Medeiros A I, Malheiro A, Jose P J, Conroy D M, Williams T J, Faccioli L H
Departamento de Análises Clínicas, Toxicológicas e Bromatológicas, Faculdade de Ciências Farmacêuticas de Ribeirão Preto, Universidade de São Paulo, Ribeirão Preto, SP, Brazil.
Inflamm Res. 2004 Aug;53(8):351-4. doi: 10.1007/s00011-004-1269-x. Epub 2004 Aug 10.
In the present study, we evaluated the levels of MIP-1alpha and eotaxin and in vivo migration in the peritoneal cavity model, in mice inoculated with live yeast forms of Histoplasma capsulatum or the beta-glucan cell wall component of this fungus, and the influence of a leukotriene biosynthesis inhibitor, MK886, on the release of these chemokines in relation to cell recruitment.
Female outbred Swiss mice (N = 4-5 per group, 3-4 wk, were used. Mice were injected i.p. with 1 ml of the 6 x 10(5) live yeast form of the fungus or with 10 microg of beta-glucan from the cell wall fraction, and treated daily with MK886 (1 mg kg(-1), p.o.) or vehicle.
The fungus induced rapid generation of high levels of MIP-1alpha, which remained elevated from 4-48 h whereas very little eotaxin was detected at any time point (Fig. 1A and B). In contrast, the beta-glucan induced a little MIP-1alpha but considerably higher concentrations of eotaxin within the first four hours; however, the level of neither chemokine was sustained (Fig. 2A and B). Treatment of animals with MK886 was effective in reducing the numbers of neutrophils, eosinophils and, to a lesser degree, mononuclear cells accumulating in the peritoneal cavity in response to both the live fungus (Fig. 1C-E) and the cell wall beta-glucan (Fig. 2C-E).

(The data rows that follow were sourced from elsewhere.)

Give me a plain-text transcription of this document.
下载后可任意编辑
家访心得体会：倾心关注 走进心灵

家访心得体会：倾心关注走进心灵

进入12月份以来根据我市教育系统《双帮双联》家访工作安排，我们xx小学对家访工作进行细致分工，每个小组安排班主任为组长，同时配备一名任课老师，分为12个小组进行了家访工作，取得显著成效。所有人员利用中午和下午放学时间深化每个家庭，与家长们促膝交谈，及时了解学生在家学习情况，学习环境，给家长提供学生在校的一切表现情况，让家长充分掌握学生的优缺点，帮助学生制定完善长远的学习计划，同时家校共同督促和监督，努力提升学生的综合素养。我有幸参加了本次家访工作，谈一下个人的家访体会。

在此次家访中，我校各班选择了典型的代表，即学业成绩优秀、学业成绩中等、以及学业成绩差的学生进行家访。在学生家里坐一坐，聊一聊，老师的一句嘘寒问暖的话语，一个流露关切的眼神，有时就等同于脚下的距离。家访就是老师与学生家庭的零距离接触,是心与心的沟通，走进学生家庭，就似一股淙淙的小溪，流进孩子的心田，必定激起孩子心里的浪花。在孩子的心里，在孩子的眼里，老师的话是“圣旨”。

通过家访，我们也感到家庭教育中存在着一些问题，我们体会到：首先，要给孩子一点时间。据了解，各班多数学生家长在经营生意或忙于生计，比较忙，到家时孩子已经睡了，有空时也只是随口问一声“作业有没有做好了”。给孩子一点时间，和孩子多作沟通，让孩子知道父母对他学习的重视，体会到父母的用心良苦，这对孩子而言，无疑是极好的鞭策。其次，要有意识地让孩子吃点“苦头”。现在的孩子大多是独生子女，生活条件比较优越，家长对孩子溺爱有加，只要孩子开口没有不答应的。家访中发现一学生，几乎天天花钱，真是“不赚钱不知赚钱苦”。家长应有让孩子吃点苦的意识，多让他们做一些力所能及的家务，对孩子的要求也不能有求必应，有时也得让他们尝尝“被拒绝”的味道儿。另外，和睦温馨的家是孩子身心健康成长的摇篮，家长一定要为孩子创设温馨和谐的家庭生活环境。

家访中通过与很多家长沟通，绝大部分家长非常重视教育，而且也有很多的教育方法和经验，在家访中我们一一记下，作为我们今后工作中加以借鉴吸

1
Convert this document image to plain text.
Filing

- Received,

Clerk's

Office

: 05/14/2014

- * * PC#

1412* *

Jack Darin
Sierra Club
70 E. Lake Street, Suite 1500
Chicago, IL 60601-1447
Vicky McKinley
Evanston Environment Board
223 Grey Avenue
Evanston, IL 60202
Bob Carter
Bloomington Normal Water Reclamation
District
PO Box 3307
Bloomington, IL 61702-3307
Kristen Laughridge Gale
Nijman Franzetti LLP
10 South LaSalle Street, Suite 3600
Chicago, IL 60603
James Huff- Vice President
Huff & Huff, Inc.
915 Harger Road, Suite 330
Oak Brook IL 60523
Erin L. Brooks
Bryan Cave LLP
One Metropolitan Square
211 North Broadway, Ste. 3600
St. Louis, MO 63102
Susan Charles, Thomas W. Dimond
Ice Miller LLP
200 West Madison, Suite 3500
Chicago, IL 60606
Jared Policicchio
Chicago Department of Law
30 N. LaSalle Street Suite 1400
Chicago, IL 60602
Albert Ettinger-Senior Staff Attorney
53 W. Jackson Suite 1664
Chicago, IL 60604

The results suggest that chemokines and leukotrienes may play key roles in the inflammatory cell influx to H. capsulatum infection or to the inoculation of the beta-glucan cell wall component of this fungus
在本研究中,我们评估了接种荚膜组织胞浆菌活酵母形式或该真菌的β-葡聚糖细胞壁成分的小鼠腹腔模型中MIP-1α和嗜酸性粒细胞趋化因子的水平以及体内迁移情况,以及白三烯生物合成抑制剂MK886对这些趋化因子释放与细胞募集相关的影响。
使用雌性远交瑞士小鼠(每组4-5只,3-4周龄)。小鼠腹腔注射1 ml含6×10⁵个真菌活酵母形式的溶液或10 μg来自细胞壁部分的β-葡聚糖,并每日用MK886(1 mg kg⁻¹,口服)或赋形剂处理。
真菌诱导快速产生高水平的MIP-1α,在4-48小时内一直保持升高,而在任何时间点检测到的嗜酸性粒细胞趋化因子都很少(图1A和B)。相比之下,β-葡聚糖在最初四小时内诱导产生少量MIP-1α但嗜酸性粒细胞趋化因子浓度高得多;然而,两种趋化因子的水平都没有持续(图2A和B)。用MK886处理动物可有效减少因活真菌(图1C-E)和细胞壁β-葡聚糖(图2C-E)而在腹腔中积聚的中性粒细胞、嗜酸性粒细胞以及程度较轻的单核细胞数量。
结果表明趋化因子和白三烯可能在炎症细胞流入荚膜组织胞浆菌感染或该真菌的β-葡聚糖细胞壁成分接种中起关键作用。